Au cas présent, il convient de constater que l'intéressée apparait contester la décision du 5 juillet 2022, non pas en ce qu'elle emporte classement en deuxième catégorie d'invalidité, mais en ce qu'elle porte sur la base de calcul de la pension qui lui est servie, laquelle soutient qu'elle est justifiée par une nouvelle pathologie.
A cet égard, cette dernière ne saurait être fondée en ses prétentions qu'à la condition que la nouvelle pathologie dont elle fait état soit de nature à entrainer une réduction d'au moins des deux tiers sa capacité de gain.
C'est par de pertinents motifs que le premier juge a relevé que l'assurée ne justifiait pas d'une nouvelle pathologie.
Il convient d'ajouter que les certificats médicaux de demande de mise en invalidité 2ème catégorie établis en 2021 et 2022 se bornent à formuler cette demande et ne comportent aucune indication quant à la pathologie présentée. De même le courrier du médecin traitant de l'intéressée du 9 mars 2022 fait état de plusieurs pathologies comportant des indications de dates d'apparition de celles-ci qui pour nombre d'entre elles sont antérieures à la décision de mise en invalidité de 2008 et le courrier du professeur [U] de l'unité fonctionnelle de pathologie professionnelle et santé au travail du CHU de [Localité 2] du 10 mars 2022, apparaît faire état de nombreux antécédents médicaux qui selon ce praticien hospitalier ont conduit à la décision de mise en invalidité de première catégorie.

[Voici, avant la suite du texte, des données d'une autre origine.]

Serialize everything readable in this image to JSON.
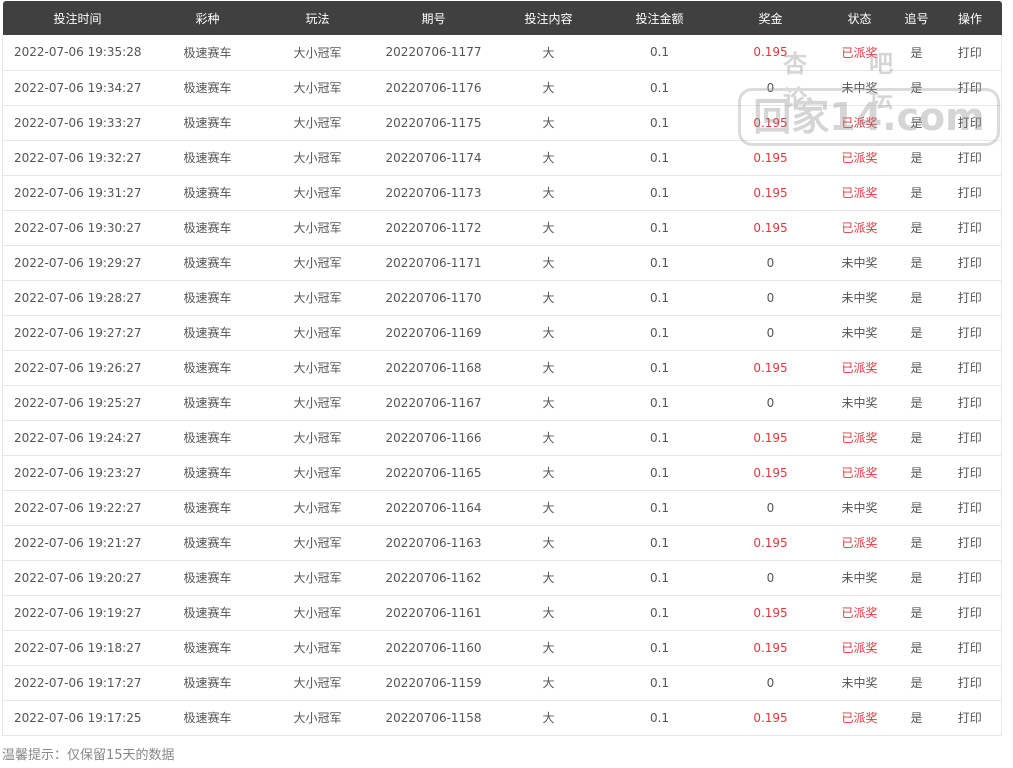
{
  "columns": [
    "投注时间",
    "彩种",
    "玩法",
    "期号",
    "投注内容",
    "投注金额",
    "奖金",
    "状态",
    "追号",
    "操作"
  ],
  "rows": [
    [
      "2022-07-06 19:35:28",
      "极速赛车",
      "大小冠军",
      "20220706-1177",
      "大",
      "0.1",
      "0.195",
      "已派奖",
      "是",
      "打印"
    ],
    [
      "2022-07-06 19:34:27",
      "极速赛车",
      "大小冠军",
      "20220706-1176",
      "大",
      "0.1",
      "0",
      "未中奖",
      "是",
      "打印"
    ],
    [
      "2022-07-06 19:33:27",
      "极速赛车",
      "大小冠军",
      "20220706-1175",
      "大",
      "0.1",
      "0.195",
      "已派奖",
      "是",
      "打印"
    ],
    [
      "2022-07-06 19:32:27",
      "极速赛车",
      "大小冠军",
      "20220706-1174",
      "大",
      "0.1",
      "0.195",
      "已派奖",
      "是",
      "打印"
    ],
    [
      "2022-07-06 19:31:27",
      "极速赛车",
      "大小冠军",
      "20220706-1173",
      "大",
      "0.1",
      "0.195",
      "已派奖",
      "是",
      "打印"
    ],
    [
      "2022-07-06 19:30:27",
      "极速赛车",
      "大小冠军",
      "20220706-1172",
      "大",
      "0.1",
      "0.195",
      "已派奖",
      "是",
      "打印"
    ],
    [
      "2022-07-06 19:29:27",
      "极速赛车",
      "大小冠军",
      "20220706-1171",
      "大",
      "0.1",
      "0",
      "未中奖",
      "是",
      "打印"
    ],
    [
      "2022-07-06 19:28:27",
      "极速赛车",
      "大小冠军",
      "20220706-1170",
      "大",
      "0.1",
      "0",
      "未中奖",
      "是",
      "打印"
    ],
    [
      "2022-07-06 19:27:27",
      "极速赛车",
      "大小冠军",
      "20220706-1169",
      "大",
      "0.1",
      "0",
      "未中奖",
      "是",
      "打印"
    ],
    [
      "2022-07-06 19:26:27",
      "极速赛车",
      "大小冠军",
      "20220706-1168",
      "大",
      "0.1",
      "0.195",
      "已派奖",
      "是",
      "打印"
    ],
    [
      "2022-07-06 19:25:27",
      "极速赛车",
      "大小冠军",
      "20220706-1167",
      "大",
      "0.1",
      "0",
      "未中奖",
      "是",
      "打印"
    ],
    [
      "2022-07-06 19:24:27",
      "极速赛车",
      "大小冠军",
      "20220706-1166",
      "大",
      "0.1",
      "0.195",
      "已派奖",
      "是",
      "打印"
    ],
    [
      "2022-07-06 19:23:27",
      "极速赛车",
      "大小冠军",
      "20220706-1165",
      "大",
      "0.1",
      "0.195",
      "已派奖",
      "是",
      "打印"
    ],
    [
      "2022-07-06 19:22:27",
      "极速赛车",
      "大小冠军",
      "20220706-1164",
      "大",
      "0.1",
      "0",
      "未中奖",
      "是",
      "打印"
    ],
    [
      "2022-07-06 19:21:27",
      "极速赛车",
      "大小冠军",
      "20220706-1163",
      "大",
      "0.1",
      "0.195",
      "已派奖",
      "是",
      "打印"
    ],
    [
      "2022-07-06 19:20:27",
      "极速赛车",
      "大小冠军",
      "20220706-1162",
      "大",
      "0.1",
      "0",
      "未中奖",
      "是",
      "打印"
    ],
    [
      "2022-07-06 19:19:27",
      "极速赛车",
      "大小冠军",
      "20220706-1161",
      "大",
      "0.1",
      "0.195",
      "已派奖",
      "是",
      "打印"
    ],
    [
      "2022-07-06 19:18:27",
      "极速赛车",
      "大小冠军",
      "20220706-1160",
      "大",
      "0.1",
      "0.195",
      "已派奖",
      "是",
      "打印"
    ],
    [
      "2022-07-06 19:17:27",
      "极速赛车",
      "大小冠军",
      "20220706-1159",
      "大",
      "0.1",
      "0",
      "未中奖",
      "是",
      "打印"
    ],
    [
      "2022-07-06 19:17:25",
      "极速赛车",
      "大小冠军",
      "20220706-1158",
      "大",
      "0.1",
      "0.195",
      "已派奖",
      "是",
      "打印"
    ]
  ],
  "note": "温馨提示：仅保留15天的数据",
  "watermark": {
    "top": "杏吧论坛",
    "main": "回家14.com"
  },
  "colors": {
    "header_bg": "#404040",
    "win": "#e0393e",
    "text": "#555555"
  }
}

Il en résulte que ces éléments sont, contrairement aux allégations de l'intéressée, de nature à établir que c'est une situation de polypathologies qui a conduit au constat d'une situation d'invalidité justifiant la reconnaissance de celle-ci au titre de la première catégorie et non pas seulement celle liée au syndrome de Gougerot Sjögren.

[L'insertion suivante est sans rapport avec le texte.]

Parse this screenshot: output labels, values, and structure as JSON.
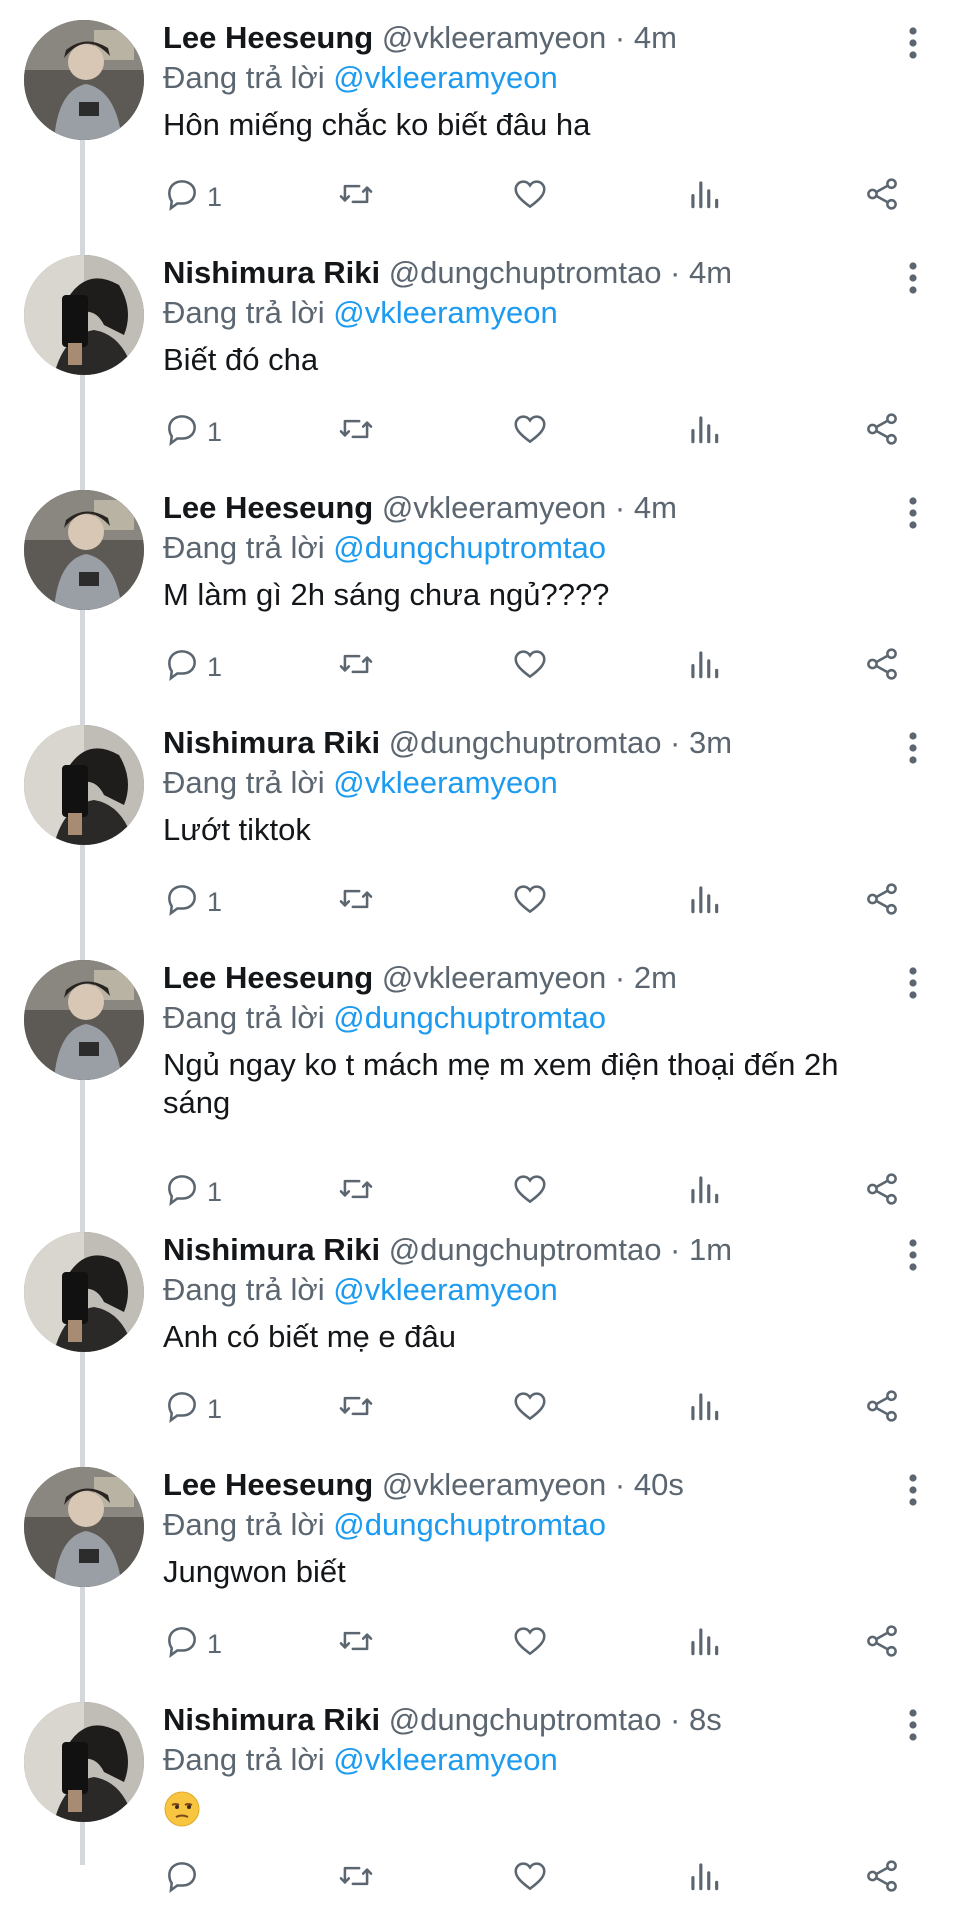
{
  "reply_prefix": "Đang trả lời",
  "tweets": [
    {
      "name": "Lee Heeseung",
      "handle": "@vkleeramyeon",
      "sep": " · ",
      "time": "4m",
      "reply_to": "@vkleeramyeon",
      "text": "Hôn miếng chắc ko biết đâu ha",
      "reply_count": "1"
    },
    {
      "name": "Nishimura Riki",
      "handle": "@dungchuptromtao",
      "sep": " · ",
      "time": "4m",
      "reply_to": "@vkleeramyeon",
      "text": "Biết đó cha",
      "reply_count": "1"
    },
    {
      "name": "Lee Heeseung",
      "handle": "@vkleeramyeon",
      "sep": " · ",
      "time": "4m",
      "reply_to": "@dungchuptromtao",
      "text": "M làm gì 2h sáng chưa ngủ????",
      "reply_count": "1"
    },
    {
      "name": "Nishimura Riki",
      "handle": "@dungchuptromtao",
      "sep": " · ",
      "time": "3m",
      "reply_to": "@vkleeramyeon",
      "text": "Lướt tiktok",
      "reply_count": "1"
    },
    {
      "name": "Lee Heeseung",
      "handle": "@vkleeramyeon",
      "sep": " · ",
      "time": "2m",
      "reply_to": "@dungchuptromtao",
      "text": "Ngủ ngay ko t mách mẹ m xem điện thoại đến 2h sáng",
      "reply_count": "1"
    },
    {
      "name": "Nishimura Riki",
      "handle": "@dungchuptromtao",
      "sep": " · ",
      "time": "1m",
      "reply_to": "@vkleeramyeon",
      "text": "Anh có biết mẹ e đâu",
      "reply_count": "1"
    },
    {
      "name": "Lee Heeseung",
      "handle": "@vkleeramyeon",
      "sep": " · ",
      "time": "40s",
      "reply_to": "@dungchuptromtao",
      "text": "Jungwon biết",
      "reply_count": "1"
    },
    {
      "name": "Nishimura Riki",
      "handle": "@dungchuptromtao",
      "sep": " · ",
      "time": "8s",
      "reply_to": "@vkleeramyeon",
      "text": "",
      "emoji": "unamused-face-emoji",
      "reply_count": ""
    }
  ],
  "colors": {
    "accent": "#1d9bf0",
    "text": "#14171a",
    "muted": "#5b6670",
    "thread_line": "#d4d8dc"
  },
  "icons": [
    "reply-icon",
    "retweet-icon",
    "like-icon",
    "analytics-icon",
    "share-icon",
    "more-icon"
  ]
}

Si les compte rendus d'examen produits aux débats par l'intéressée peuvent être considérés comme de nature à justifier d'une aggravation de l'état de santé de cette dernière et partant d'une reconnaissance au titre de la deuxième catégorie d'invalidité, en revanche, ceux-ci n'apparaissent pas propre à caractériser une nouvelle pathologie distincte de celles présentées antérieurement et apparaissent manifestement insuffisants à établir qu'ils puissent à eux seuls entrainer une réduction des deux tiers de la capacité de travail ou de gain, en sorte qu'il convient de confirmer le jugement entrepris, sans qu'il ne soit nécessaire au vu de ce qui précède d'ordonner la mise en 'uvre d'une mesure d'instruction, étant à cet égard précisé que l'appelante ne saurait se prévaloir des dispositions des articles L. 141-1 et suivants du code de sécurité sociale, abrogées depuis le 1er janvier 2022.
2/ Sur les mesures accessoires
L'intéressée qui succombe sera condamnée aux dépens
PAR CES MOTIFS
La Cour, chambre sociale, statuant contradictoirement par mise à disposition de l'arrêt au greffe de la cour, après débats en audience publique et après en avoir délibéré,
Confirme le jugement du pôle social du tribunal judiciaire de Reims du 8 décembre 2023 ;
Condamne Mme [G] aux dépens.
Ainsi prononcé par mise à disposition de l'arrêt au greffe de la cour, les parties en ayant été préalablement avisées dans les conditions prévues au deuxième alinéa de l'article 450 du code de procédure civile.
Et signé par Monsieur Guerric HENON, Président de Chambre, et par Madame Laurène RIVORY, Greffier.